Winston Hide, Ph.D.

Professor of Computational Biology
University of Sheffield

Winston Hide earned a Ph.D. at Temple University and performed post-doctoral training in molecular evolution at the University of Texas in Houston, the Baylor College of Medicine at the Human Genome Sequencing Center with Richard Gibbs and at the Smithsonian Institution’s National Museum of Natural History in Washington, D.C. His first paper, published in Nature, was a controversial analysis of rodent evolution—using molecular phylogenetics, he questioned the membership of guinea pigs in the rodentia.

Dr. Hide’s first position was as director of genomics at MasPar high-performance computer corporation in Silicon Valley, California. He went on to found and direct the South African National Bioinformatics Institute (SANBI) at the University of Western Cape in 1996. He established the first Ph.D. program in bioinformatics in Africa and is a founder of the African Society of Bioinformatics and Computational Biology; he was the first African on the board of the International Society of Computational Biology. At SANBI he founded the Medical Research Council Unit for Bioinformatics Capacity Development and established the World Health Organization regional training center for bioinformatics. An author of the National Biotechnology Strategy for South Africa, he founded the South African National Bioinformatics Network. Focusing on the development of Africa’s peoples, he is a founding member of the steering committee that established the NIH-Wellcome Trust-funded Pan African H3 Africa genome Initiative. Together with a group from WHO, Yale, and the U.S. Sanger Center, he established the International Glossina Genome Initiative in 2005, which culminated in the publication of the tsetse fly genome in 2014. Dr. Hide received the first International Society for Computational Biology award for outstanding achievement in recognition of these activities.

Dr. Hide was, until recently, associate professor of bioinformatics and computational biology in the Department of Biostatistics at the Harvard School of Public Health, where he led development of bioinformatics addressing personal genomics approaches to public health, and where he directed the HSPH Bioinformatics Core. He developed the bioinformatics strategy for the Harvard Stem Cell Institute and was director of its Center for Stem Cell Bioinformatics, where he built a science commons for big data sharing and integration.

His research addresses integration of omics data to deliver clinical translation of genomics for application to repurposing of drugs, to determine prioritized drug targets and to deliver prediction to predisposition to disease. He uses standardized approaches to discovery in stem cells and cancer stem cells, host response to pathogens, and complex diseases such as motor neuron diseases and Alzheimer’s disease. Dr. Hide directs bioinformatics for the Alzheimer’s Genome Project™ (Cure Alzheimer’s Fund); he has built the computational infrastructure for, and analyzed, 1,400 whole genome sequences from patients with the disease.

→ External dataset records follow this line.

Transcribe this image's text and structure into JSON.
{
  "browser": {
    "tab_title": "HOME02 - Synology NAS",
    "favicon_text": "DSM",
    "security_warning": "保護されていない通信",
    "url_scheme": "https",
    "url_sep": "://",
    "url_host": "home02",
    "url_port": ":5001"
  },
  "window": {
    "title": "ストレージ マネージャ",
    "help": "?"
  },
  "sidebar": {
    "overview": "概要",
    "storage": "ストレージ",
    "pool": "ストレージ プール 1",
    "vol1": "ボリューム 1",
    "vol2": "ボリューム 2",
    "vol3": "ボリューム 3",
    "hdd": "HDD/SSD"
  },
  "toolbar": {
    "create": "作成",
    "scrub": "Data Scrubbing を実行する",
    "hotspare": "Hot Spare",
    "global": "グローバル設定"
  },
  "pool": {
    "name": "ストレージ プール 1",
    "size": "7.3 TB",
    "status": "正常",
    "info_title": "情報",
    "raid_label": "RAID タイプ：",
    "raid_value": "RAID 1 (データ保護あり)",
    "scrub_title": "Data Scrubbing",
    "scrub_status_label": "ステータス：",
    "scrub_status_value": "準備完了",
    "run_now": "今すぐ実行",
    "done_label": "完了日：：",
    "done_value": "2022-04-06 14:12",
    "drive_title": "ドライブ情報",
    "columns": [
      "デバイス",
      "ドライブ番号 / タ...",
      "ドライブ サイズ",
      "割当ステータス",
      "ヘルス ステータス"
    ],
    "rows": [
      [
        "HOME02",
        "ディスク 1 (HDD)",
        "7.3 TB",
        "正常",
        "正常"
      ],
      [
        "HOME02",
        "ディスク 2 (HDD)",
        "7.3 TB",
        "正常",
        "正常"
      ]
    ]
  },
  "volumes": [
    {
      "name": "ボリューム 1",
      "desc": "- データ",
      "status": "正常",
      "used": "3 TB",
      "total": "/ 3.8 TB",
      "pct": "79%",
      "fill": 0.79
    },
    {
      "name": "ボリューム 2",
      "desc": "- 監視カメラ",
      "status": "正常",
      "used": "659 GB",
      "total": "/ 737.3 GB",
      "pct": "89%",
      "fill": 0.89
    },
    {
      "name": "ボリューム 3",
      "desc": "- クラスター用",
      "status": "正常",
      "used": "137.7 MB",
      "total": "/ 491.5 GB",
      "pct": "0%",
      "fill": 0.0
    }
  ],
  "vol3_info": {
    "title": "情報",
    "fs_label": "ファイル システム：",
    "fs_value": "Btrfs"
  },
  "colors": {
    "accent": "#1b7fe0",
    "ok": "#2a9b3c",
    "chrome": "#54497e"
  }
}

Hide now is chair in computational biology at the University of Sheffield, where he drives development of systems medicine and genome translation at the Sheffield Institute for Translational Neurosciences.      

He has published widely used tools for organization of gene expression and developed novel approaches to in silico complex disease gene discovery. Recent work has established a standard for communication of experimental information across omics technologies that has been applied in stem cell systems to integrate data across cancers and now explains consistent pathway activities across species and platforms.

He has received the South African National Research Foundation Presidents’ award, the Oppenheimer Trust Sabbatical Award and the first International Society for Computational Biology Outstanding Achievement award. Hide is a member of the Academy of Science of South Africa.

Funded Research

Project Description Researchers Funding
CIRCUITS: Utilizing Functional Maps to Prioritize Therapeutic Targets in Alzheimer’s Disease

Discovery of the causes of and treatment for Alzheimer’s is confounded by the complexity of the disease, the interplay between environment and genetic bases of disease and the disparate approaches taken by groups to look at specific aspects of the disease. Progress has been slow and there is an urgent need to deliver treatments that are effective and have few side effects. Current studies seek specific genes as treatment targets. Usually there is a strong bias by a single group as to which genes and processes they think are responsible for the disease. Failure rates are high.